You know how there are certain times of year that have piles and piles of new thrillers ready for you to read? This is definitely one of those times of year as people get ready to escape chillier climes for sunshine and beach reading.

C.J. Tudor’s new book, The Hiding Place, is definitely a great book for reading poolside. This isn’t to be confused with Corrie Ten Boom’s The Hiding Place which is about something very, very different.

hiding place

Joe Thorne has come home, a place he never thought he’d willingly come back to. Arnhill is a little village in the north of England, marked by the rise and fall of the coal mine. The cottage that Joe rents was the sight of a horrific murder suicide; a teacher at the school killed her son and then herself. Joe isn’t bothered by living in the same place that was so recently the sight of so much horror – he’s here to keep an eye on a friend from the past, to make sure that something that happened years ago isn’t happening again.

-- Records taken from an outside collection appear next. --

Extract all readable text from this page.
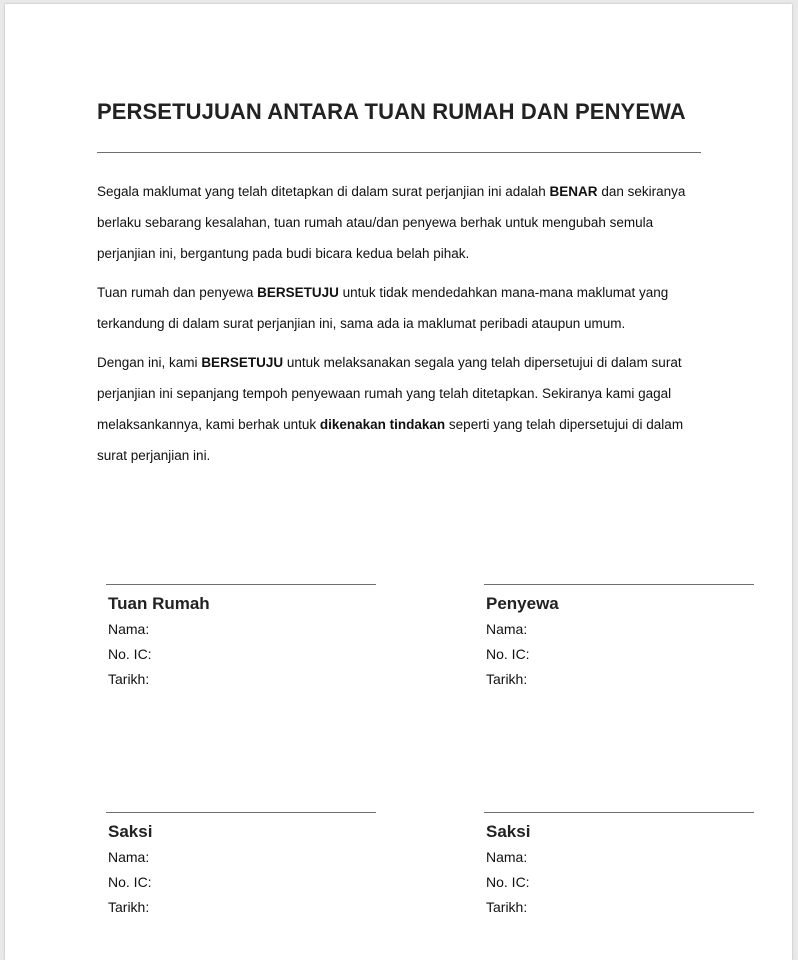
PERSETUJUAN ANTARA TUAN RUMAH DAN PENYEWA

Segala maklumat yang telah ditetapkan di dalam surat perjanjian ini adalah BENAR dan sekiranya berlaku sebarang kesalahan, tuan rumah atau/dan penyewa berhak untuk mengubah semula perjanjian ini, bergantung pada budi bicara kedua belah pihak.

Tuan rumah dan penyewa BERSETUJU untuk tidak mendedahkan mana-mana maklumat yang terkandung di dalam surat perjanjian ini, sama ada ia maklumat peribadi ataupun umum.

Dengan ini, kami BERSETUJU untuk melaksanakan segala yang telah dipersetujui di dalam surat perjanjian ini sepanjang tempoh penyewaan rumah yang telah ditetapkan. Sekiranya kami gagal melaksankannya, kami berhak untuk dikenakan tindakan seperti yang telah dipersetujui di dalam surat perjanjian ini.

Tuan Rumah
Nama:
No. IC:
Tarikh:
Penyewa
Nama:
No. IC:
Tarikh:
Saksi
Nama:
No. IC:
Tarikh:
Saksi
Nama:
No. IC:
Tarikh:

If you read Tudor’s previous novel, The Chalk Man, this one might feel familiar. Both feature rather unlikable middle-aged men who were a part of a particular kind of friend group in their youth, trying to piece together what happened years ago and what relevance, if any, they have to what’s going on in the present day.

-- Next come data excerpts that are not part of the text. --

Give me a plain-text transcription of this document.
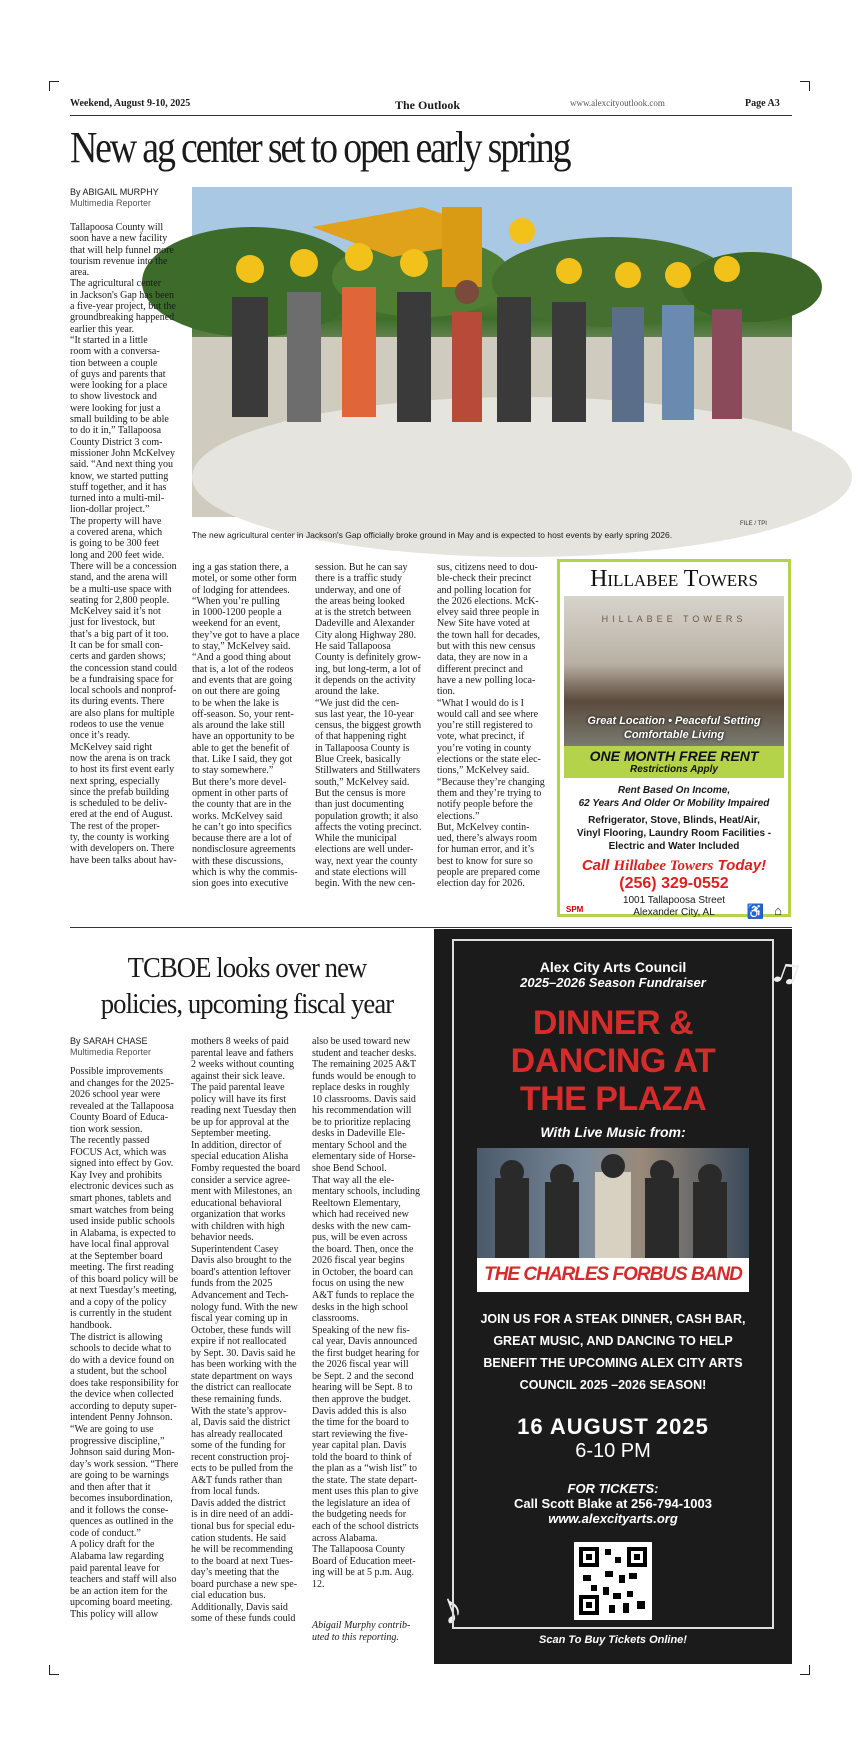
Weekend, August 9-10, 2025	The Outlook	www.alexcityoutlook.com	Page A3
New ag center set to open early spring
By ABIGAIL MURPHY
Multimedia Reporter
FILE / TPI
The new agricultural center in Jackson's Gap officially broke ground in May and is expected to host events by early spring 2026.
Tallapoosa County will
soon have a new facility
that will help funnel more
tourism revenue into the
area.
The agricultural center
in Jackson's Gap has been
a five-year project, but the
groundbreaking happened
earlier this year.
“It started in a little
room with a conversa-
tion between a couple
of guys and parents that
were looking for a place
to show livestock and
were looking for just a
small building to be able
to do it in,” Tallapoosa
County District 3 com-
missioner John McKelvey
said. “And next thing you
know, we started putting
stuff together, and it has
turned into a multi-mil-
lion-dollar project.”
The property will have
a covered arena, which
is going to be 300 feet
long and 200 feet wide.
There will be a concession
stand, and the arena will
be a multi-use space with
seating for 2,800 people.
McKelvey said it’s not
just for livestock, but
that’s a big part of it too.
It can be for small con-
certs and garden shows;
the concession stand could
be a fundraising space for
local schools and nonprof-
its during events. There
are also plans for multiple
rodeos to use the venue
once it’s ready.
McKelvey said right
now the arena is on track
to host its first event early
next spring, especially
since the prefab building
is scheduled to be deliv-
ered at the end of August.
The rest of the proper-
ty, the county is working
with developers on. There
have been talks about hav-
ing a gas station there, a
motel, or some other form
of lodging for attendees.
“When you’re pulling
in 1000-1200 people a
weekend for an event,
they’ve got to have a place
to stay,” McKelvey said.
“And a good thing about
that is, a lot of the rodeos
and events that are going
on out there are going
to be when the lake is
off-season. So, your rent-
als around the lake still
have an opportunity to be
able to get the benefit of
that. Like I said, they got
to stay somewhere.”
But there’s more devel-
opment in other parts of
the county that are in the
works. McKelvey said
he can’t go into specifics
because there are a lot of
nondisclosure agreements
with these discussions,
which is why the commis-
sion goes into executive
session. But he can say
there is a traffic study
underway, and one of
the areas being looked
at is the stretch between
Dadeville and Alexander
City along Highway 280.
He said Tallapoosa
County is definitely grow-
ing, but long-term, a lot of
it depends on the activity
around the lake.
“We just did the cen-
sus last year, the 10-year
census, the biggest growth
of that happening right
in Tallapoosa County is
Blue Creek, basically
Stillwaters and Stillwaters
south,” McKelvey said.
But the census is more
than just documenting
population growth; it also
affects the voting precinct.
While the municipal
elections are well under-
way, next year the county
and state elections will
begin. With the new cen-
sus, citizens need to dou-
ble-check their precinct
and polling location for
the 2026 elections. McK-
elvey said three people in
New Site have voted at
the town hall for decades,
but with this new census
data, they are now in a
different precinct and
have a new polling loca-
tion.
“What I would do is I
would call and see where
you’re still registered to
vote, what precinct, if
you’re voting in county
elections or the state elec-
tions,” McKelvey said.
“Because they’re changing
them and they’re trying to
notify people before the
elections.”
But, McKelvey contin-
ued, there’s always room
for human error, and it’s
best to know for sure so
people are prepared come
election day for 2026.
Hillabee Towers
HILLABEE TOWERS
Great Location • Peaceful Setting
Comfortable Living
ONE MONTH FREE RENT
Restrictions Apply
Rent Based On Income,
62 Years And Older Or Mobility Impaired
Refrigerator, Stove, Blinds, Heat/Air,
Vinyl Flooring, Laundry Room Facilities -
Electric and Water Included
Call Hillabee Towers Today!
(256) 329-0552
SPM
1001 Tallapoosa Street
Alexander City, AL	♿ ⌂
TCBOE looks over new policies, upcoming fiscal year
By SARAH CHASE
Multimedia Reporter
Possible improvements
and changes for the 2025-
2026 school year were
revealed at the Tallapoosa
County Board of Educa-
tion work session.
The recently passed
FOCUS Act, which was
signed into effect by Gov.
Kay Ivey and prohibits
electronic devices such as
smart phones, tablets and
smart watches from being
used inside public schools
in Alabama, is expected to
have local final approval
at the September board
meeting. The first reading
of this board policy will be
at next Tuesday’s meeting,
and a copy of the policy
is currently in the student
handbook.
The district is allowing
schools to decide what to
do with a device found on
a student, but the school
does take responsibility for
the device when collected
according to deputy super-
intendent Penny Johnson.
“We are going to use
progressive discipline,”
Johnson said during Mon-
day’s work session. “There
are going to be warnings
and then after that it
becomes insubordination,
and it follows the conse-
quences as outlined in the
code of conduct.”
A policy draft for the
Alabama law regarding
paid parental leave for
teachers and staff will also
be an action item for the
upcoming board meeting.
This policy will allow
mothers 8 weeks of paid
parental leave and fathers
2 weeks without counting
against their sick leave.
The paid parental leave
policy will have its first
reading next Tuesday then
be up for approval at the
September meeting.
In addition, director of
special education Alisha
Fomby requested the board
consider a service agree-
ment with Milestones, an
educational behavioral
organization that works
with children with high
behavior needs.
Superintendent Casey
Davis also brought to the
board's attention leftover
funds from the 2025
Advancement and Tech-
nology fund. With the new
fiscal year coming up in
October, these funds will
expire if not reallocated
by Sept. 30. Davis said he
has been working with the
state department on ways
the district can reallocate
these remaining funds.
With the state’s approv-
al, Davis said the district
has already reallocated
some of the funding for
recent construction proj-
ects to be pulled from the
A&T funds rather than
from local funds.
Davis added the district
is in dire need of an addi-
tional bus for special edu-
cation students. He said
he will be recommending
to the board at next Tues-
day’s meeting that the
board purchase a new spe-
cial education bus.
Additionally, Davis said
some of these funds could
also be used toward new
student and teacher desks.
The remaining 2025 A&T
funds would be enough to
replace desks in roughly
10 classrooms. Davis said
his recommendation will
be to prioritize replacing
desks in Dadeville Ele-
mentary School and the
elementary side of Horse-
shoe Bend School.
That way all the ele-
mentary schools, including
Reeltown Elementary,
which had received new
desks with the new cam-
pus, will be even across
the board. Then, once the
2026 fiscal year begins
in October, the board can
focus on using the new
A&T funds to replace the
desks in the high school
classrooms.
Speaking of the new fis-
cal year, Davis announced
the first budget hearing for
the 2026 fiscal year will
be Sept. 2 and the second
hearing will be Sept. 8 to
then approve the budget.
Davis added this is also
the time for the board to
start reviewing the five-
year capital plan. Davis
told the board to think of
the plan as a “wish list” to
the state. The state depart-
ment uses this plan to give
the legislature an idea of
the budgeting needs for
each of the school districts
across Alabama.
The Tallapoosa County
Board of Education meet-
ing will be at 5 p.m. Aug.
12.
Abigail Murphy contrib-
uted to this reporting.
♫
♪
Alex City Arts Council
2025–2026 Season Fundraiser
DINNER &
DANCING AT
THE PLAZA
With Live Music from:
THE CHARLES FORBUS BAND
JOIN US FOR A STEAK DINNER, CASH BAR,
GREAT MUSIC, AND DANCING TO HELP
BENEFIT THE UPCOMING ALEX CITY ARTS
COUNCIL 2025 –2026 SEASON!
16 AUGUST 2025
6-10 PM
FOR TICKETS:
Call Scott Blake at 256-794-1003
www.alexcityarts.org
Scan To Buy Tickets Online!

But The Hiding Place has a creeping element of horror that was unexpected. Horror is not a genre I ever read but I was surprised to find that I enjoyed it, probably because it was done with a light touch. I thought that I knew how the story was going to end and I definitely guessed part of it, but Tudor did a better job than I realized of obfuscating the mystery.

I’m trying to find more to write about this book but I’m struggling. I liked it, I enjoyed reading it, I’ll probably pass it along to friends who I think would enjoy it. But it’s not the kind of book the benefits from a whole lot of dissection. Some books are just meant to be enjoyed on a beach, or a plane, by a pool, or apres ski. The Hiding Place wouldn’t be out of place in any of those spots.